Yesterday, during my explanation of my “faith journey,” I butchered my attempt to speak aloud an inscription I found in a grotto connected to St. Mary’s Catholic Church in Windthorst, Texas. Despite botching the pronunciation, the words seemed right to me:
Sancta Maria, Mater Dei, ora pro nobis peccatoribus nunc et in hora mortis nostrae.
Translated into English:
Holy Mary, Mother of God, pray for us sinners now and at the hour of our death.
My fascination with a religious monument I found in a tiny town in a deeply rural Texas landscape still surprises me. I look back at what I wrote on August 1, 2013 and I contemplate what I found so captivating about that Latin phrase. My investigation at the time revealed that the plea in Latin is commonly found in Catholic environments. Though I do not share the religious beliefs of the Catholics responsible for placing the inscription in the grotto, I inexplicably felt a connection with them—without knowing who they were and whether they were still alive. The inscription is part of an outdoor shrine paid for with money sent home by 64 Windthorst, Texas military service members during World War II. All 64 service members returned home.

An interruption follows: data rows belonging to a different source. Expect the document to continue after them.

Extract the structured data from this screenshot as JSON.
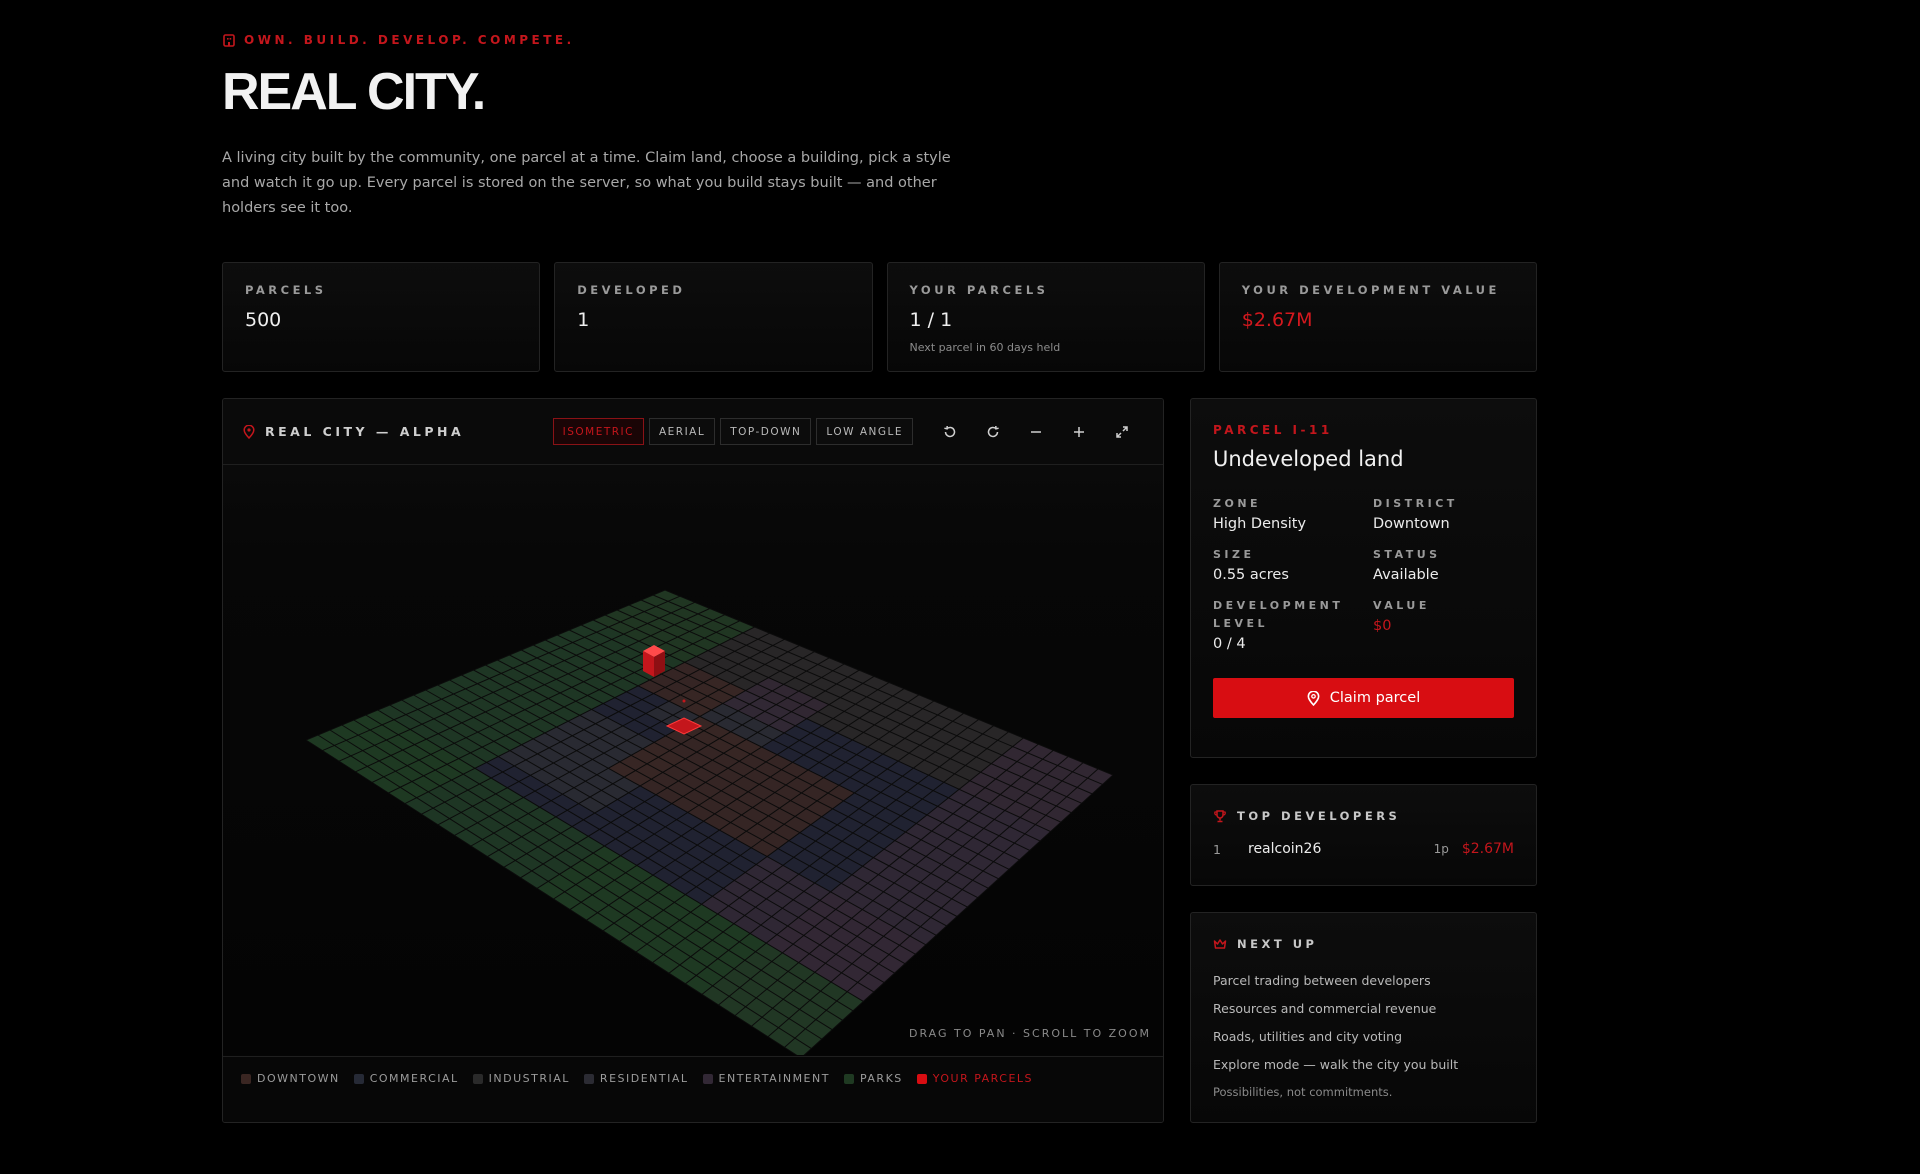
{
  "hero": {
    "eyebrow": "OWN. BUILD. DEVELOP. COMPETE.",
    "title": "REAL CITY.",
    "description": "A living city built by the community, one parcel at a time. Claim land, choose a building, pick a style and watch it go up. Every parcel is stored on the server, so what you build stays built — and other holders see it too."
  },
  "stats": [
    {
      "label": "PARCELS",
      "value": "500",
      "sub": ""
    },
    {
      "label": "DEVELOPED",
      "value": "1",
      "sub": ""
    },
    {
      "label": "YOUR PARCELS",
      "value": "1 / 1",
      "sub": "Next parcel in 60 days held"
    },
    {
      "label": "YOUR DEVELOPMENT VALUE",
      "value": "$2.67M",
      "sub": ""
    }
  ],
  "map": {
    "title": "REAL CITY — ALPHA",
    "views": [
      "ISOMETRIC",
      "AERIAL",
      "TOP-DOWN",
      "LOW ANGLE"
    ],
    "active_view": "ISOMETRIC",
    "hint": "DRAG TO PAN · SCROLL TO ZOOM",
    "legend": [
      {
        "label": "DOWNTOWN",
        "color": "#3a2622"
      },
      {
        "label": "COMMERCIAL",
        "color": "#262a36"
      },
      {
        "label": "INDUSTRIAL",
        "color": "#2a2a2a"
      },
      {
        "label": "RESIDENTIAL",
        "color": "#2b2b33"
      },
      {
        "label": "ENTERTAINMENT",
        "color": "#322835"
      },
      {
        "label": "PARKS",
        "color": "#1f3a22"
      },
      {
        "label": "YOUR PARCELS",
        "color": "#d80d12"
      }
    ]
  },
  "parcel": {
    "label": "PARCEL I-11",
    "title": "Undeveloped land",
    "fields": [
      {
        "key": "ZONE",
        "value": "High Density"
      },
      {
        "key": "DISTRICT",
        "value": "Downtown"
      },
      {
        "key": "SIZE",
        "value": "0.55 acres"
      },
      {
        "key": "STATUS",
        "value": "Available"
      },
      {
        "key": "DEVELOPMENT LEVEL",
        "value": "0 / 4"
      },
      {
        "key": "VALUE",
        "value": "$0"
      }
    ],
    "claim_label": "Claim parcel"
  },
  "top_developers": {
    "title": "TOP DEVELOPERS",
    "rows": [
      {
        "rank": "1",
        "name": "realcoin26",
        "parcels": "1p",
        "value": "$2.67M"
      }
    ]
  },
  "next_up": {
    "title": "NEXT UP",
    "items": [
      "Parcel trading between developers",
      "Resources and commercial revenue",
      "Roads, utilities and city voting",
      "Explore mode — walk the city you built"
    ],
    "note": "Possibilities, not commitments."
  },
  "colors": {
    "accent": "#d80d12",
    "background": "#000000"
  }
}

I visited the shrine in July 2013, during a time when my vehement distaste for all things religious was near its peak. Yet I found something about that place and those words captivating. As I skimmed old blog posts, dating back to as early as 2005, I came to the realization that I more than occasionally exposed cracks in the thick veneer of my religion- mocking attitudes. Though I continued to find all manner of reasons to mock religion as the expression of wishes and fantasies, the genuine tenderness and gratitude I sometimes encountered in religious contexts sometimes impressed me. Even in light of the fact that religious expressions almost always drew upon a deep-seated belief in a “higher power,” the depth of belief was at once moving and embarrassing. Moving because religious expressions seemed to arise from deep and genuine human emotions; embarrassing because those deep human emotions were, in my view, drawn out under false pretenses.

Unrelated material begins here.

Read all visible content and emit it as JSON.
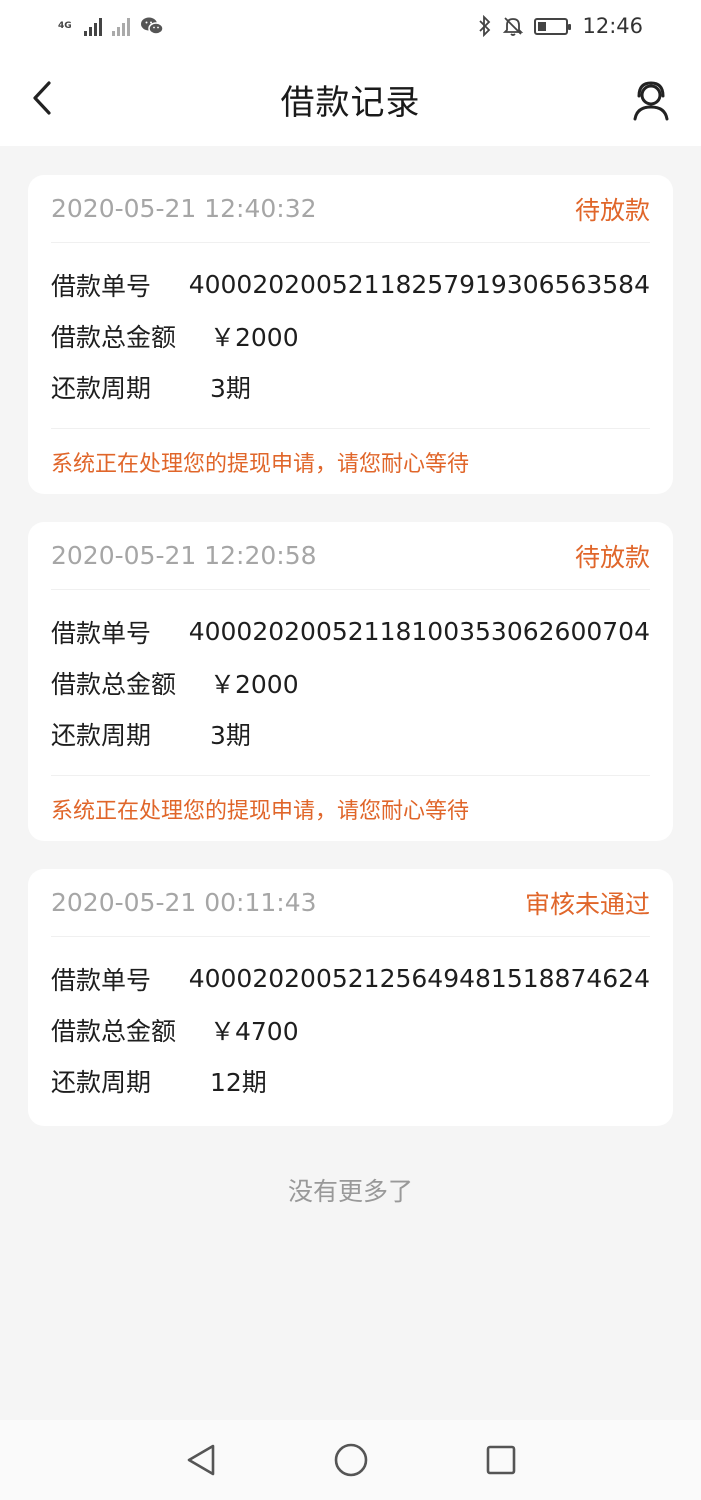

Over time, though, I’ve come to be far more tolerant and accepting of religion. It finally sunk in that my “certainty” that a “higher power” does not exist is no more believable than is others’ certainty that a “higher power” does, indeed, exist. Stalemate. But it need not be a tense, potentially violent stalemate. It can be a civil disagreement. But we both have to agree to the terms: gentleness, willingness to listen, replacement (for a time, at least) of certainty with willingness to accept uncertainty.
I said yesterday I describe myself as a agnatheist. Despite my considerable confidence that religion is simply medieval mythology brought to modern times, I acknowledge the possibility that I am wrong. I cannot use science to prove a negative, so I have to either accept my beliefs or not. But more importantly, it doesn’t matter whether one’s positions on matters religious legitimately can be defended. What matters are the people involved (or not) in matters religious. One ought not to judge a person solely on the basis of his or her beliefs. Beliefs, of course, have to play a part. But they need not be (and should not be) the sole determinants of one’s decision to be friendly with and, possibly, to become friends with, someone whose beliefs differ from one’s own.
My thoughts are wandering all over this morning. That’s not unusual, though. It is just the way my brain attempts to work.